Three new types of World IDs
The company has also created three different authentication levels: The “casual” or “World ID device level” involves downloading the Worldcoin app and creating a World ID. You don’t need to use the Worldcoin Orb to scan your irises to prove you’re a person, and only have to make a profile. The “standard” or “World ID Orb” level involves creating a profile and also getting your irises scanned by one of the company’s Orbs to verify your identity. “High” or “World ID Orb+” security requires you to also use facial recognition to secure the app besides the previous two steps, Sada said.
When creating a World ID, users don’t need to provide their real name or identification, Sada said. “You can use it completely anonymously; the only thing you’re doing is proving you’re unique.”
It’s not bulletproof, though. You can use one World ID per device, so if you have a phone and an iPad for example, you can create two World IDs. You can do this until you choose to get scanned by an Orb, after which you can only have one ID.
“There’s use cases where it’s not sufficient,” Sada acknowledged. “It’s not perfect, but it could help prevent people from abusing systems, like voting 100 times on a poll, or having hundreds – if not thousands – of accounts,” he added.
Expansion plans
Additionally, Worldcoin is expanding its onboarding operations in Mexico and Singapore. Sada said the company is also working on bringing it to more countries in Asia. “The goal is to have Orbs available in any country to sign up […] They’re two more countries on a long list [of countries]; it’s going to take time.”
While the crypto project is steadfast in pushing its growth forward, it has also faced some headwinds. Earlier this year, Kenya banned Worldcoin from scanning any more of its citizens’ eyeballs on concerns that the company failed to inform users about the data security and privacy measures it had taken.

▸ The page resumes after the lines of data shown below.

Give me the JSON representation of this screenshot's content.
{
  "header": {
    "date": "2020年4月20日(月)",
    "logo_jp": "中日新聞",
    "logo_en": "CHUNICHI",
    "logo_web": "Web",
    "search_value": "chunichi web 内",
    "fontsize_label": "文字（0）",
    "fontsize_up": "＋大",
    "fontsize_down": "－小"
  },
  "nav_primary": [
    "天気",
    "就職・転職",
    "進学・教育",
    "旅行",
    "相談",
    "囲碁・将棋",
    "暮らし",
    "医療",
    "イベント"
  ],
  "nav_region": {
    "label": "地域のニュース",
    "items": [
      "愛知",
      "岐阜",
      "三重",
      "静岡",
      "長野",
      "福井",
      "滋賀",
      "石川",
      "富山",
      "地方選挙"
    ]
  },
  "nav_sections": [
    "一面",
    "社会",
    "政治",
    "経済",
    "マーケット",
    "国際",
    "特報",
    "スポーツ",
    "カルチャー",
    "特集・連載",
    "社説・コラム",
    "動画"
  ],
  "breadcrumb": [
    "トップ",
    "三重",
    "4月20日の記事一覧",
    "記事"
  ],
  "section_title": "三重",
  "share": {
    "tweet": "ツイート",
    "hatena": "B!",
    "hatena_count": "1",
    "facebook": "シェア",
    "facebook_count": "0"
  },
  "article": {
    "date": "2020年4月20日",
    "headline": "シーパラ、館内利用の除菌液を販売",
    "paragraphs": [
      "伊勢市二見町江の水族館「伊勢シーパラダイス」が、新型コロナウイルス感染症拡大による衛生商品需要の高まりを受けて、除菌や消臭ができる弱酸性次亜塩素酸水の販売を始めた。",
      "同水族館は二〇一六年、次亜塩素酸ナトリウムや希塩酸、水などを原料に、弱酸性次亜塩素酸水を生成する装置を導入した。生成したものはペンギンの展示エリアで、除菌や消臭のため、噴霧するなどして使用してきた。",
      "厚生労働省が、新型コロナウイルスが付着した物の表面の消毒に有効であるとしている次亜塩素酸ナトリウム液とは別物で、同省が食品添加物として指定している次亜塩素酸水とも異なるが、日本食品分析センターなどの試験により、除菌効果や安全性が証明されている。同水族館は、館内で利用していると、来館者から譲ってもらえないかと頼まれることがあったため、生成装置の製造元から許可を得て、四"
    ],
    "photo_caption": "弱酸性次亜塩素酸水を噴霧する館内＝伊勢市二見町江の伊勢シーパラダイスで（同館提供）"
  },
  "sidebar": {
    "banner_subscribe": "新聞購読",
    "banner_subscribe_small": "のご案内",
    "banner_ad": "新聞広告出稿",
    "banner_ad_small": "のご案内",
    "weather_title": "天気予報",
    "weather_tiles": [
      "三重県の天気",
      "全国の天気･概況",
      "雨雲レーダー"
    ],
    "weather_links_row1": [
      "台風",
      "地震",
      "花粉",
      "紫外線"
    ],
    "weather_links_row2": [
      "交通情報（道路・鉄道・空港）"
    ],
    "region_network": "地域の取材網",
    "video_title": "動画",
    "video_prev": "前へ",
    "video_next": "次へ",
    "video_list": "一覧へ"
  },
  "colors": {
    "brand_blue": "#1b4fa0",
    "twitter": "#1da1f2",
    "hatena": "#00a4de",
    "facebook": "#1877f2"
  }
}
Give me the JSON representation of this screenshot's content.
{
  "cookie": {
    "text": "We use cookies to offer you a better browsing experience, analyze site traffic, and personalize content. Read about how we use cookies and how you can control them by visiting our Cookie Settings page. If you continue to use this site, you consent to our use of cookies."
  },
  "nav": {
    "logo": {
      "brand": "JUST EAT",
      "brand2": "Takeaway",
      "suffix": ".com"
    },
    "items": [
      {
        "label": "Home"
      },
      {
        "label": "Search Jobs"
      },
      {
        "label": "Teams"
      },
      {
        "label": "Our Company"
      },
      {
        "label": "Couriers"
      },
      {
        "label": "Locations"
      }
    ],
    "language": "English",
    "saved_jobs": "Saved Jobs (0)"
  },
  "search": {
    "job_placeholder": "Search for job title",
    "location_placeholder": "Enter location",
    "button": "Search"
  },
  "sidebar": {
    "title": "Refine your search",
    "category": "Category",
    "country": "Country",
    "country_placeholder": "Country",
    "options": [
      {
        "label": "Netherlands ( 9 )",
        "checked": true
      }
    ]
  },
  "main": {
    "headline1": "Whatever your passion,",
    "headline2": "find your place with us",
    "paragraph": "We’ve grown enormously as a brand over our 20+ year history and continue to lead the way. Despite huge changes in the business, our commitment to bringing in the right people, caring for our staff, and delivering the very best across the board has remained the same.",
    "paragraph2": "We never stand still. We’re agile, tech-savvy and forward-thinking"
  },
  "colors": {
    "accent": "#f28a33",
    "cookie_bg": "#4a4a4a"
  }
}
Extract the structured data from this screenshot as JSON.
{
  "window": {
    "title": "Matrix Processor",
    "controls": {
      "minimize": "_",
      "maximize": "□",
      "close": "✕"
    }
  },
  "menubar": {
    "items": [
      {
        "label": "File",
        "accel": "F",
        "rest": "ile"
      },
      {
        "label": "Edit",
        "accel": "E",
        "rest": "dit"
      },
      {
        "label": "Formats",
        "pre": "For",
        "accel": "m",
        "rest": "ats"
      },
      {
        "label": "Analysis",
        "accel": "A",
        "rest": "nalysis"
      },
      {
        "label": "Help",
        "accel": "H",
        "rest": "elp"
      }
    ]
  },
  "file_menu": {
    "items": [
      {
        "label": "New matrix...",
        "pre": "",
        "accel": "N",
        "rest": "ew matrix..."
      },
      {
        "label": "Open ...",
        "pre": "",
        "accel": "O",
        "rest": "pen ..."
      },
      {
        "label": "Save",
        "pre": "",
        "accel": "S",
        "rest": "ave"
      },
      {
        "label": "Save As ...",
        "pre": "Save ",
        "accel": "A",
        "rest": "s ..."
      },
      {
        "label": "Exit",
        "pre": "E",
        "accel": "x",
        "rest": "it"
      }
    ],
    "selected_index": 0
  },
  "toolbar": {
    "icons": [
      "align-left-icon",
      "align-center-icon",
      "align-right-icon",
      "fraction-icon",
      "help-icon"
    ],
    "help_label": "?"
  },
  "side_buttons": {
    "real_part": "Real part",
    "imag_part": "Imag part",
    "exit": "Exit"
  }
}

Separately, some critics have alleged the company targets developing countries and its residents since it gives most participants (outside the U.S. and some other countries) 25 WLD tokens, worth roughly $60.5, in exchange for signing up.
But this hasn’t stopped growth. Almost 5 million people globally have a World ID, and about 2.6 million people have scanning their irises with its Orb hardware to verify their identities. In the last 7 days, over 100,000 people have made new accounts, according to its website.
“Five million people is still very far away from the world [adopting it,]” Sada said. “So [2024 is] about improving things, but also getting to all of the people around the world.”